News from the Tennessee Valley State, Local and National news
FRIDAY, JUNE 1, 2007

Riley signs slavery apology

By Phillip Rawls
Associated Press Writer

MONTGOMERY — Gov. Bob Riley signed a legislative resolution Thursday expressing “profound regret” for Alabama’s role in slavery and apologizing for slavery’s wrongs and lingering effects on the United States.

The action by the Republican governor came one week after the Democrat-controlled Legislature approved the resolution, and it makes the resolution official.

Alabama is the fourth Southern state to pass a slavery apology, following votes by the legislatures in Maryland, Virginia and North Carolina.

The governor’s signing occurred in the state Capitol, which also served as the first capitol of the Confederacy in 1861. The Capitol also was the end of the Selma-to-Montgomery voting rights march that led to passage of the 1965 Voting Rights Act.

“Slavery was evil and is a part of American history,” Riley said.

But he said he also signed the resolution because it offered an opportunity to present Alabama in a new image.
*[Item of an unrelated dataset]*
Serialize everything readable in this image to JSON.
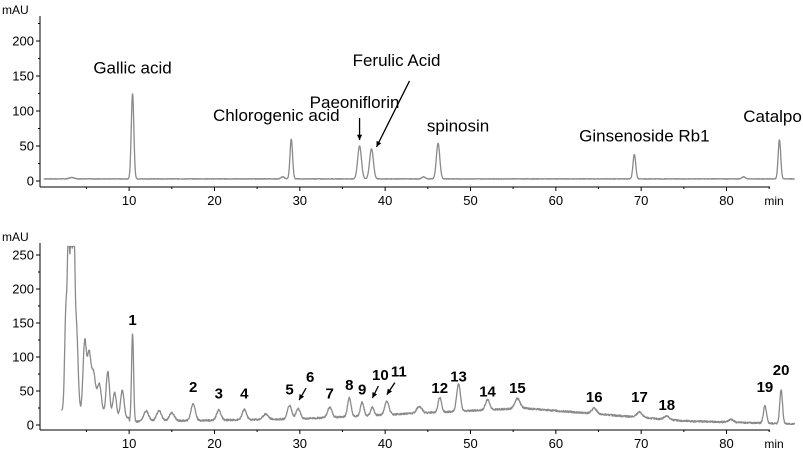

“I think that this is just another foundational point that we have that we can go back and talk about how much progress we’ve made and try to remove some of those negative stereotypes that have been out there for a while. Alabama’s a different state today and we should be proud of it,” Riley said.

When the Rev. Martin Luther King Jr. led the voting rights march in 1965, Alabama’s Legislature was all white. Now it is one-fourth black.

A sponsor of the resolution, Rep. Mary Moore, D-Birmingham, said Riley kept a commitment made weeks ago to sign the resolution even though some in his own party opposed it. “This proves Alabama is open for everyone and we are ready to improve race relations,” she said.

She said debate over apology resolutions in Alabama and other states has been beneficial.

“The issue of slavery and its impact on the country had been kept in the closet until a few Southern states said we want to take it out of the closet,” she said.

Republicans who opposed the bill said it was inflammatory and could open the door for descendants of slaves to seek reparations.

The Alabama resolution describes “centuries of brutal dehumanization and injustices” and says “the vestiges of slavery are ever before African-American citizens.” It also says the House and Senate “express our profound regret for the State of Alabama’s role in slavery and that we apologize for the wrongs inflicted by slavery and its after effects in the United States of America.”

Another sponsor, Sen. Hank Sanders, D-Selma, said it will help Alabama’s image.